Gaming companies could share email addresses of customers with the Lottery for promotional purposes, he said, and the Lottery would like to have access to data analytics from online gaming platforms. When Lottery jackpots swell to a certain size, Sweeney suggested, betting apps could notify their players with push alerts or pop-ups of another chance to win. 

"That's the requirement that the state placed on casinos in a physical location, and again I think it would be fair if we're doing a mobile application to have similar requirements apply in the cyberspace world as we do in the physical world," he said.

Crighton, vice chair of the committee expected to vet sports betting bills this session, said the sports betting bill he's filed (S 201) would not put the Lottery in charge of wagers, but said he thought about making the Lottery part of his legislation. He said his committee could pursue "the track to providing iLottery as well as cashless Lottery, give them those assets and really help them grow that way."

"Obviously, we depend greatly on the revenue that comes from the Lottery, we don't want sports betting at all to make a dent into that," he said. "I certainly think you'll see some energy from the Legislature to pursue both of these at the same time." 

For several years, Treasurer Deborah Goldberg has been pitching the Legislature on the idea of allowing the Lottery to sell its existing products over the internet, arguing that it cannot continue to generate nearly $1 billion a year for local aid unless it is allowed to compete with daily fantasy sports and other online gaming for new and younger customers who prefer to do things online and on mobile devices.

The Legislature has been cool to the treasurer's plans, even as she warns that Lottery profits will remain stagnant next fiscal year if there is no expansion. Now, about a dozen bills pending before the Legislature would open a new frontier for gambling. 

"If sports betting is available online, the Lottery must be available online also," Goldberg said earlier this year. "That's the issue moving forward."

Sweeney also said this week that it "is really critical" that any law allowing sports betting include provisions similar to those in the casino gaming law that require funding for responsible gaming initiatives and gaming-related law enforcement efforts.
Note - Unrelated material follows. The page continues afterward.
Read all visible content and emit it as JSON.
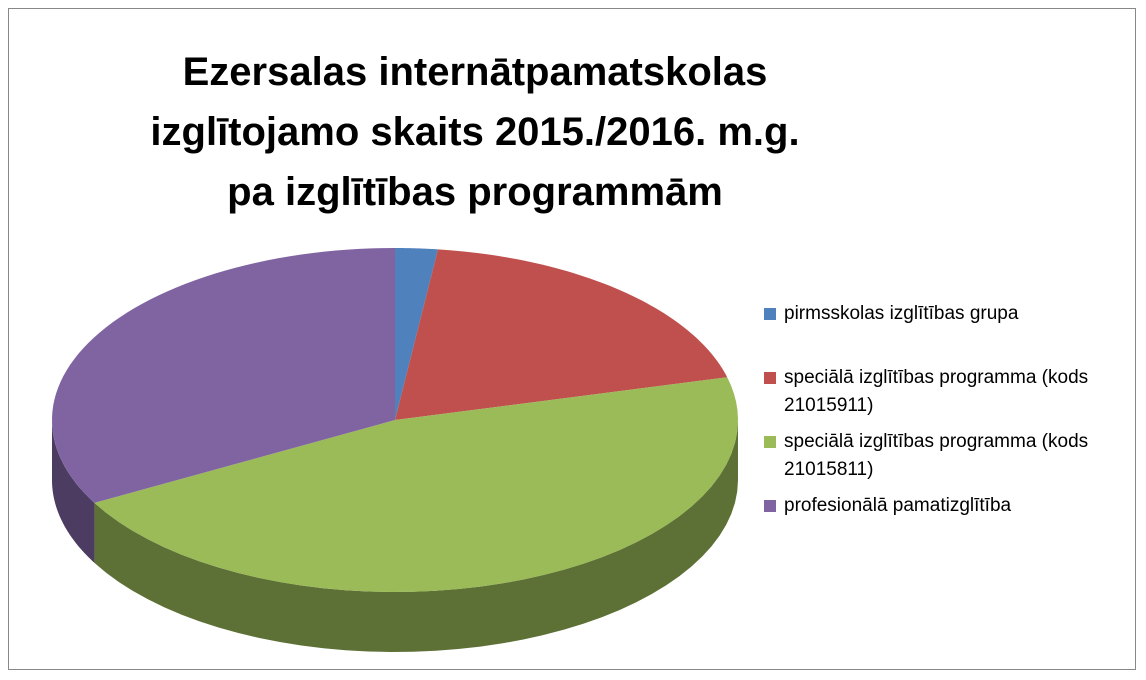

And as is the case for Lottery prizes, he said the state should check whether anyone who wins a bet on a sporting event has outstanding child support or other payment due before they are given their winnings.

"I think that's an added benefit that sports betting also potentially adds, sweeping those other types of delinquent accounts that otherwise would not get addressed," he said. 

Whatever the legislation looks like if and when Massachusetts passes legalized sports betting, Sweeney said he thinks the state should take the opportunity to address the rest of the gaming world in a holistic way to make sure state law and regulations make sense across various gaming forms and platforms. 

"For me, it's an opportunity perhaps to examine both issues, to get the right language, integrity, transparency and responsible gambling aspects right across a very significant platform and work in cooperation between the Gaming Commission, the Lottery and the state Legislature, to really perhaps iron out the wrinkles better than any other state has to date in the country," he said in New Hampshire. 

Back on Beacon Hill, Cullinane said there is a lot of interest and activity among lawmakers around the various sports betting proposals on the table.

"It's a very fluid conversation right now as everyone is doing their due diligence," he said.